In your example, the suffix is cpython-35m-x86_64-linux-gnu so this C-extension will be picked up by a CPython3.5 on a x86_64 Linux. If you try to import this extension with another Python-version or on another plattform, the module isn’t visible and ModuleNotFoundError is raised.

It is possible to see, which suffixes are accepted by the current Python version, e.g. via:

>>> import _imp
>>>_imp.extension_suffixes()
['.cpython-36m-x86_64-linux-gnu.so', '.abi3.so', '.so']

A possibility is to use the stable C-API which could be used with multiple Python versions without recompilation. Cython start to support it in version 3.0 (see this PR), see also this SO-post about setuptools and stable C-API.

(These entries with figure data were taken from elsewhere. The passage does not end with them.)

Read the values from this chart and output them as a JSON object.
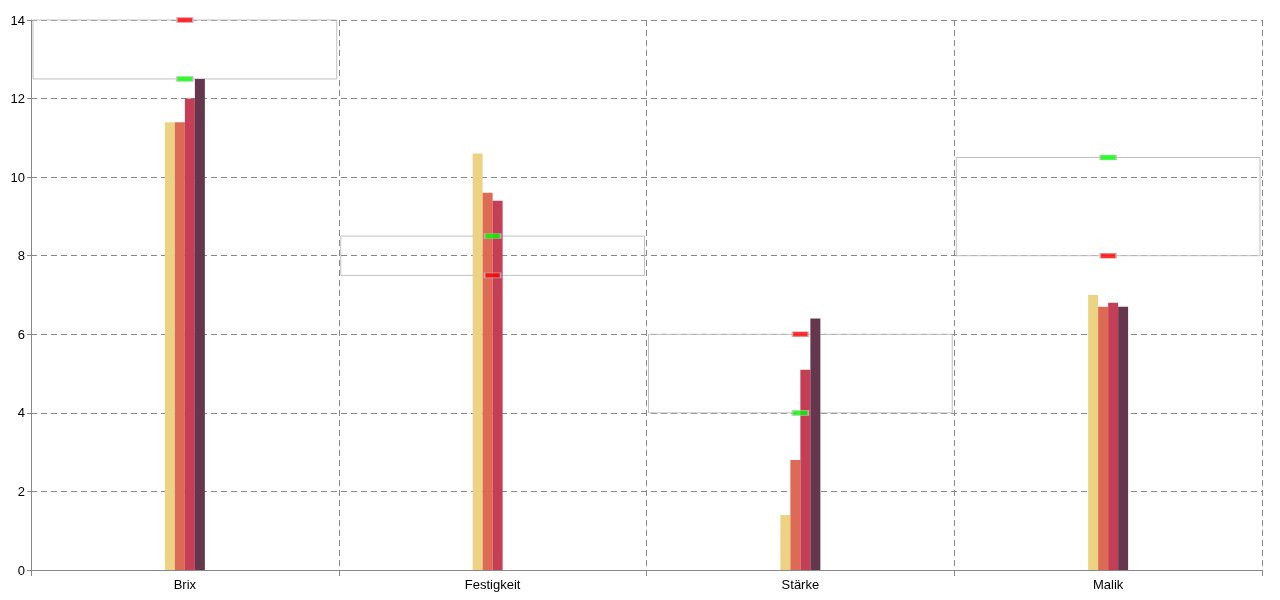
{
  "chart_data": {
    "type": "bar",
    "categories": [
      "Brix",
      "Festigkeit",
      "Stärke",
      "Malik"
    ],
    "series": [
      {
        "color": "#ecd384",
        "values": [
          11.4,
          10.6,
          1.4,
          7.0
        ]
      },
      {
        "color": "#dc6a55",
        "values": [
          11.4,
          9.6,
          2.8,
          6.7
        ]
      },
      {
        "color": "#c43f56",
        "values": [
          12.0,
          9.4,
          5.1,
          6.8
        ]
      },
      {
        "color": "#64374c",
        "values": [
          12.5,
          0,
          6.4,
          6.7
        ]
      },
      {
        "type": "scatter",
        "marker": "square",
        "color": "#00ff00",
        "x": [
          "Brix",
          "Festigkeit",
          "Stärke",
          "Malik"
        ],
        "values": [
          12.5,
          8.5,
          4,
          10.5
        ]
      },
      {
        "type": "scatter",
        "marker": "square",
        "color": "#ff0000",
        "x": [
          "Brix",
          "Festigkeit",
          "Stärke",
          "Malik"
        ],
        "values": [
          14,
          7.5,
          6,
          8
        ]
      }
    ],
    "ylim": [
      0,
      14
    ],
    "yticks": [
      0,
      2,
      4,
      6,
      8,
      10,
      12,
      14
    ],
    "grid": true
  }
}
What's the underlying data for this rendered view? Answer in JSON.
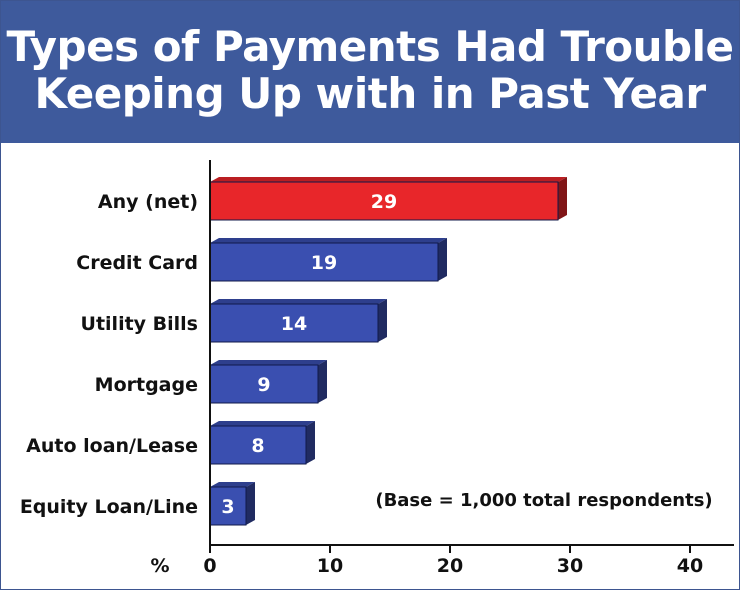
{
  "chart_data": {
    "type": "bar",
    "orientation": "horizontal",
    "title": "Types of Payments Had Trouble Keeping Up with in Past Year",
    "title_lines": [
      "Types of Payments Had Trouble",
      "Keeping Up with in Past Year"
    ],
    "categories": [
      "Any (net)",
      "Credit Card",
      "Utility Bills",
      "Mortgage",
      "Auto loan/Lease",
      "Equity Loan/Line"
    ],
    "values": [
      29,
      19,
      14,
      9,
      8,
      3
    ],
    "data_labels": [
      "29",
      "19",
      "14",
      "9",
      "8",
      "3"
    ],
    "bar_colors": [
      "#e8262a",
      "#3a4fb0",
      "#3a4fb0",
      "#3a4fb0",
      "#3a4fb0",
      "#3a4fb0"
    ],
    "axis_unit_label": "%",
    "x_ticks": [
      0,
      10,
      20,
      30,
      40
    ],
    "xlim": [
      0,
      40
    ],
    "grid": false,
    "annotation": "(Base = 1,000 total respondents)"
  },
  "colors": {
    "header_background": "#3e5a9c",
    "highlight_bar": "#e8262a",
    "highlight_bar_side": "#a3171b",
    "bar": "#3a4fb0",
    "bar_side": "#1d2a6b",
    "axis": "#111111"
  }
}
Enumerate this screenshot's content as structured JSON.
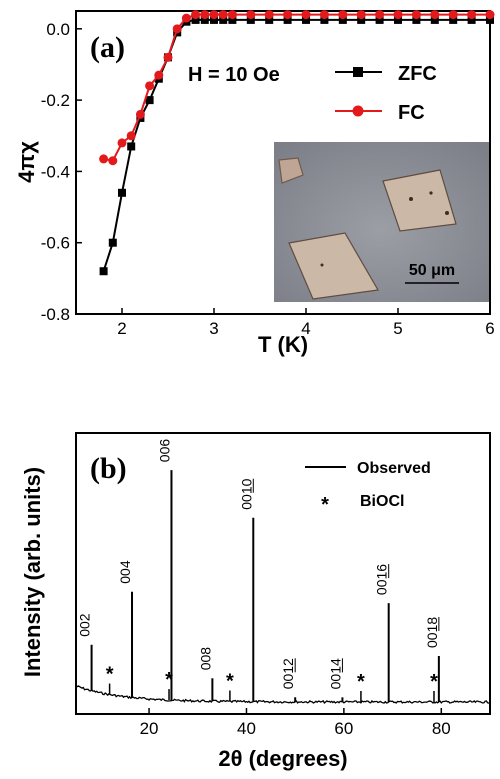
{
  "chart_data": [
    {
      "panel": "(a)",
      "type": "line",
      "xlabel": "T (K)",
      "ylabel": "4πχ",
      "xlim": [
        1.5,
        6
      ],
      "ylim": [
        -0.8,
        0.05
      ],
      "xticks": [
        "2",
        "3",
        "4",
        "5",
        "6"
      ],
      "yticks": [
        "0.0",
        "-0.2",
        "-0.4",
        "-0.6",
        "-0.8"
      ],
      "annotation": "H = 10 Oe",
      "inset_scale_label": "50 μm",
      "series": [
        {
          "name": "ZFC",
          "color": "#000000",
          "marker": "square",
          "x": [
            1.8,
            1.9,
            2.0,
            2.1,
            2.2,
            2.3,
            2.4,
            2.5,
            2.6,
            2.7,
            2.8,
            2.9,
            3.0,
            3.1,
            3.2,
            3.4,
            3.6,
            3.8,
            4.0,
            4.2,
            4.4,
            4.6,
            4.8,
            5.0,
            5.2,
            5.4,
            5.6,
            5.8,
            6.0
          ],
          "y": [
            -0.68,
            -0.6,
            -0.46,
            -0.33,
            -0.25,
            -0.2,
            -0.14,
            -0.08,
            -0.01,
            0.02,
            0.025,
            0.025,
            0.025,
            0.025,
            0.025,
            0.025,
            0.025,
            0.025,
            0.025,
            0.025,
            0.025,
            0.025,
            0.025,
            0.025,
            0.025,
            0.025,
            0.025,
            0.025,
            0.025
          ]
        },
        {
          "name": "FC",
          "color": "#e31a1c",
          "marker": "circle",
          "x": [
            1.8,
            1.9,
            2.0,
            2.1,
            2.2,
            2.3,
            2.4,
            2.5,
            2.6,
            2.7,
            2.8,
            2.9,
            3.0,
            3.1,
            3.2,
            3.4,
            3.6,
            3.8,
            4.0,
            4.2,
            4.4,
            4.6,
            4.8,
            5.0,
            5.2,
            5.4,
            5.6,
            5.8,
            6.0
          ],
          "y": [
            -0.365,
            -0.37,
            -0.32,
            -0.3,
            -0.24,
            -0.16,
            -0.13,
            -0.08,
            0.0,
            0.03,
            0.04,
            0.04,
            0.04,
            0.04,
            0.04,
            0.04,
            0.04,
            0.04,
            0.04,
            0.04,
            0.04,
            0.04,
            0.04,
            0.04,
            0.04,
            0.04,
            0.04,
            0.04,
            0.04
          ]
        }
      ]
    },
    {
      "panel": "(b)",
      "type": "line",
      "xlabel": "2θ (degrees)",
      "ylabel": "Intensity (arb. units)",
      "xlim": [
        5,
        90
      ],
      "xticks": [
        "20",
        "40",
        "60",
        "80"
      ],
      "series": [
        {
          "name": "Observed",
          "color": "#000000"
        },
        {
          "name": "BiOCl",
          "marker": "*"
        }
      ],
      "peaks": [
        {
          "pos": 8.2,
          "height": 0.2,
          "label": "002"
        },
        {
          "pos": 16.5,
          "height": 0.46,
          "label": "004"
        },
        {
          "pos": 24.6,
          "height": 1.0,
          "label": "006"
        },
        {
          "pos": 33.0,
          "height": 0.1,
          "label": "008"
        },
        {
          "pos": 41.4,
          "height": 0.8,
          "label": "0010"
        },
        {
          "pos": 50.0,
          "height": 0.02,
          "label": "0012"
        },
        {
          "pos": 59.7,
          "height": 0.02,
          "label": "0014"
        },
        {
          "pos": 69.2,
          "height": 0.43,
          "label": "0016"
        },
        {
          "pos": 79.5,
          "height": 0.2,
          "label": "0018"
        }
      ],
      "impurity_peaks": [
        11.9,
        24.1,
        36.6,
        63.5,
        78.5
      ],
      "impurity_label": "*"
    }
  ]
}
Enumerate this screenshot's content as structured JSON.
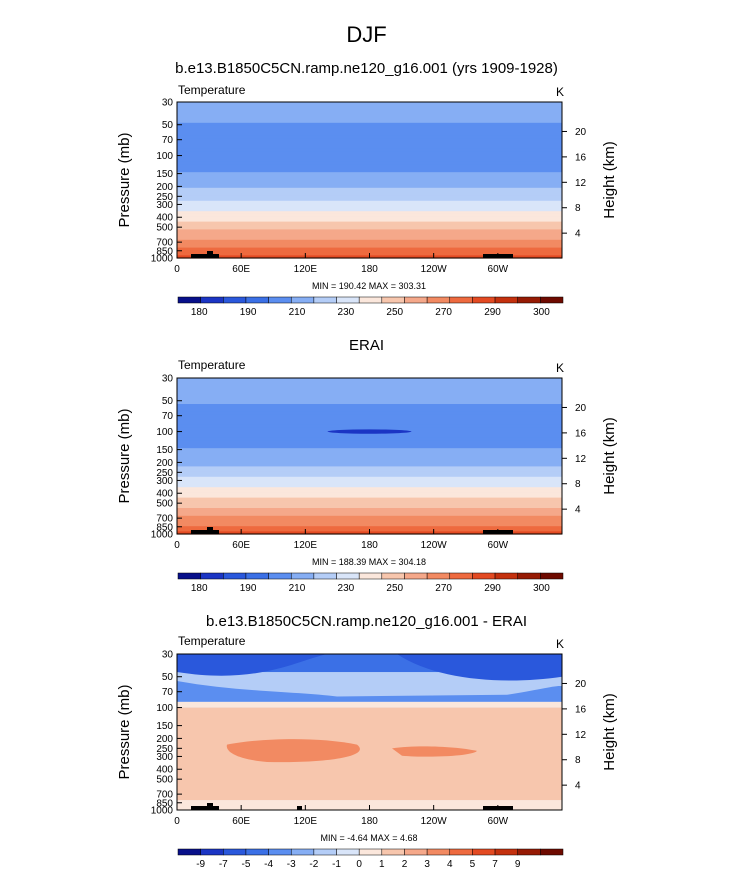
{
  "title": "DJF",
  "colors": {
    "abs_palette": [
      "#08108a",
      "#1b35c4",
      "#2a58dc",
      "#3b70e6",
      "#5b8ef0",
      "#86aef4",
      "#b4cdf7",
      "#d9e5f9",
      "#fbe7dc",
      "#f7c6ad",
      "#f5a88a",
      "#f28a62",
      "#ee6a3f",
      "#e34a22",
      "#c4310e",
      "#961a04",
      "#6e0a00"
    ],
    "diff_palette": [
      "#08108a",
      "#1b35c4",
      "#2a58dc",
      "#3b70e6",
      "#5b8ef0",
      "#86aef4",
      "#b4cdf7",
      "#d9e5f9",
      "#fbe7dc",
      "#f7c6ad",
      "#f5a88a",
      "#f28a62",
      "#ee6a3f",
      "#e34a22",
      "#c4310e",
      "#961a04",
      "#6e0a00"
    ],
    "land": "#000000"
  },
  "chart_data": [
    {
      "type": "heatmap",
      "title": "b.e13.B1850C5CN.ramp.ne120_g16.001 (yrs 1909-1928)",
      "variable_label": "Temperature",
      "units": "K",
      "ylabel": "Pressure (mb)",
      "ylabel_right": "Height (km)",
      "x_ticks": [
        "0",
        "60E",
        "120E",
        "180",
        "120W",
        "60W"
      ],
      "y_ticks": [
        "30",
        "50",
        "70",
        "100",
        "150",
        "200",
        "250",
        "300",
        "400",
        "500",
        "700",
        "850",
        "1000"
      ],
      "y_ticks_right": [
        "20",
        "16",
        "12",
        "8",
        "4"
      ],
      "min": "190.42",
      "max": "303.31",
      "minmax_text": "MIN = 190.42  MAX = 303.31",
      "colorbar_labels": [
        "180",
        "190",
        "210",
        "230",
        "250",
        "270",
        "290",
        "300"
      ],
      "profile": [
        [
          30,
          215
        ],
        [
          50,
          210
        ],
        [
          70,
          204
        ],
        [
          100,
          200
        ],
        [
          150,
          210
        ],
        [
          200,
          218
        ],
        [
          250,
          225
        ],
        [
          300,
          232
        ],
        [
          400,
          245
        ],
        [
          500,
          255
        ],
        [
          700,
          272
        ],
        [
          850,
          282
        ],
        [
          1000,
          292
        ]
      ]
    },
    {
      "type": "heatmap",
      "title": "ERAI",
      "variable_label": "Temperature",
      "units": "K",
      "ylabel": "Pressure (mb)",
      "ylabel_right": "Height (km)",
      "x_ticks": [
        "0",
        "60E",
        "120E",
        "180",
        "120W",
        "60W"
      ],
      "y_ticks": [
        "30",
        "50",
        "70",
        "100",
        "150",
        "200",
        "250",
        "300",
        "400",
        "500",
        "700",
        "850",
        "1000"
      ],
      "y_ticks_right": [
        "20",
        "16",
        "12",
        "8",
        "4"
      ],
      "min": "188.39",
      "max": "304.18",
      "minmax_text": "MIN = 188.39  MAX = 304.18",
      "colorbar_labels": [
        "180",
        "190",
        "210",
        "230",
        "250",
        "270",
        "290",
        "300"
      ],
      "profile": [
        [
          30,
          218
        ],
        [
          50,
          212
        ],
        [
          70,
          206
        ],
        [
          100,
          200
        ],
        [
          150,
          210
        ],
        [
          200,
          217
        ],
        [
          250,
          224
        ],
        [
          300,
          231
        ],
        [
          400,
          244
        ],
        [
          500,
          254
        ],
        [
          700,
          270
        ],
        [
          850,
          280
        ],
        [
          1000,
          290
        ]
      ]
    },
    {
      "type": "heatmap",
      "title": "b.e13.B1850C5CN.ramp.ne120_g16.001 - ERAI",
      "variable_label": "Temperature",
      "units": "K",
      "ylabel": "Pressure (mb)",
      "ylabel_right": "Height (km)",
      "x_ticks": [
        "0",
        "60E",
        "120E",
        "180",
        "120W",
        "60W"
      ],
      "y_ticks": [
        "30",
        "50",
        "70",
        "100",
        "150",
        "200",
        "250",
        "300",
        "400",
        "500",
        "700",
        "850",
        "1000"
      ],
      "y_ticks_right": [
        "20",
        "16",
        "12",
        "8",
        "4"
      ],
      "min": "-4.64",
      "max": "4.68",
      "minmax_text": "MIN = -4.64  MAX =  4.68",
      "colorbar_labels": [
        "-9",
        "-7",
        "-5",
        "-4",
        "-3",
        "-2",
        "-1",
        "0",
        "1",
        "2",
        "3",
        "4",
        "5",
        "7",
        "9"
      ]
    }
  ]
}
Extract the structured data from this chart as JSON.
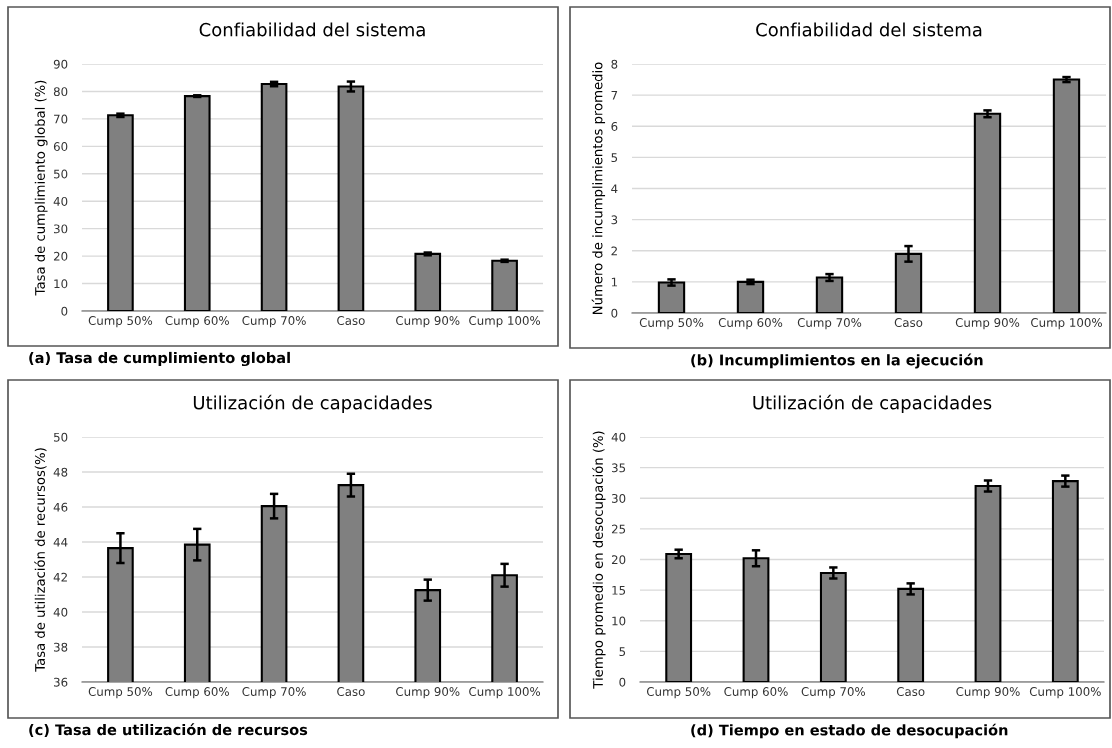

One might want to be clever and rename the extension to simple .so, so it can be picked up by the Finder – this can/does work for some Python-version combinations on some platforms for some extension – yet this approach cannot be sustained in the long run and is not the right thing to do.

The right thing to do, is to build the C-extension for/with the right Python-version on the right OS/platform or to use the right wheel (or use stable C-API).


In general, a C-extension built for a python-version (let’s say PythonA.B) cannot be used by another Python version (let’s say PythonC.D), because those extensions/modules are linked against a special Python-library and the needed functionality might no longer/not yet be present in the library of another version.

This different to *.py-files and more similar to *.pyc-files which cannot be used with a different version.

While PEP-3147 regulates the suffices of *.pyc-files, PEP-3149 does the same for the C-extensions. PEP-3149 is however not the state-of-the-art, as some of the problems where fixed only in Python3.5, the whole discussion can be found here.